Through it all, Joel Przybilla has been the kind of lane patrolling alpha dog that winning teams almost always have.
And now, you're starting to see something that has been missing for a long time: praise for Nate McMillan's Xs and Os. On Tuesday, Portland scooted into and out of a zone defense in a way that clearly kept the Jazz off balance. They have also been scoring out of timeouts, which is usually seen as a crude measure of clipboard chops. The Oregonian's Jason Quick says the team had another couple of tricks at the ready last night:
"I don't know how you give credit to a coach, but he gets an A-plus," said Roy, who had 21 points and seven assists. "Not only his adjustments on the fly, but just putting guys in the right position.
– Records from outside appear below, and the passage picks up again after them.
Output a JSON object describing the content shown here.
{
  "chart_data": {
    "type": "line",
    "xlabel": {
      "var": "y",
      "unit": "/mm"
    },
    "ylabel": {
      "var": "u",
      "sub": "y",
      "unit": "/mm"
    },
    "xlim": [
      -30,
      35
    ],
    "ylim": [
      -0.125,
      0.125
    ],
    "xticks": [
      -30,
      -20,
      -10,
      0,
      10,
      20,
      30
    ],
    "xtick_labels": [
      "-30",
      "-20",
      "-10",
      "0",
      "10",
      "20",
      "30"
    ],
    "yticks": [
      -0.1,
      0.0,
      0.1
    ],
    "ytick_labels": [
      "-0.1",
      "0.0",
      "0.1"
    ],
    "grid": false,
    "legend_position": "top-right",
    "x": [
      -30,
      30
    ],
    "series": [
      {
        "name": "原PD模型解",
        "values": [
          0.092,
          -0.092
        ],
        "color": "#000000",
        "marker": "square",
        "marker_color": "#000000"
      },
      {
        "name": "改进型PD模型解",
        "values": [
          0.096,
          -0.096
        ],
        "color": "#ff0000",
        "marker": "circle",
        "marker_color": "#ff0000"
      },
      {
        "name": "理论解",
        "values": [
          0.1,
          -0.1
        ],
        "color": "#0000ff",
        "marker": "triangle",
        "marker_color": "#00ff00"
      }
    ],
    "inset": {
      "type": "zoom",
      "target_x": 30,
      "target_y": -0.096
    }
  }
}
He has been really good."
On Wednesday, McMillan fought the temptation to get caught up in Golden State's small lineups, starting the game with an emphasis on attacking the Warriors inside. Przybilla, who entered the game averaging 4.6 points, scored the Blazers' first seven, eventually forcing Nelson to take out undersized center Al Harrington and go with a bigger, yet less skilled center in Andris Biedrins.
Once Nelson went with Biedrins, McMillan countered by substituting Outlaw for Przybilla, and Outlaw took advantage, zig-zagging his way around the court for 12 second-quarter points.
Quick also points out that McMillan is starting to trust the team. He used to yank anyone who made a bad play. But now he's letting them feel their way a bit more, and the trust is paying off.
Now, I have no illusions. I know that in the big picture a five-game winning streak doesn't mean all that much. But when you couple it with low expectations it can really make you feel like singing. Consider very serious blogger Dave, of BlazersEdge:
After a while you get used to watching games. You're sitting there on the couch, Tivo remote in one hand (to rewind and analyze), pen in the other (to make notes for later use). Your eyes dart back and forth, looking for the angle, the story, the trends. I don't want to say it's like a business because it's not. It's very enjoyable. But it's kind of a clinical operation, especially when you know that a few thousand people are going to call you on mistakes you make or things you miss. You watch the moment, but you seldom get to be in the moment.
In the third quarter tonight the Blazers turned me into 100% fan again. Put down the pen, stop rewinding and analyzing, just watch and enjoy. Seeing Trout [Travis Outlaw] and Jones nail shots like they were 10-year pros, Jack and Joel run the pick and roll against a defense that was begging to be exploited, watching that brilliant play as Roy passed to Joel and then back to Roy again for an easy two at the rim ... wow.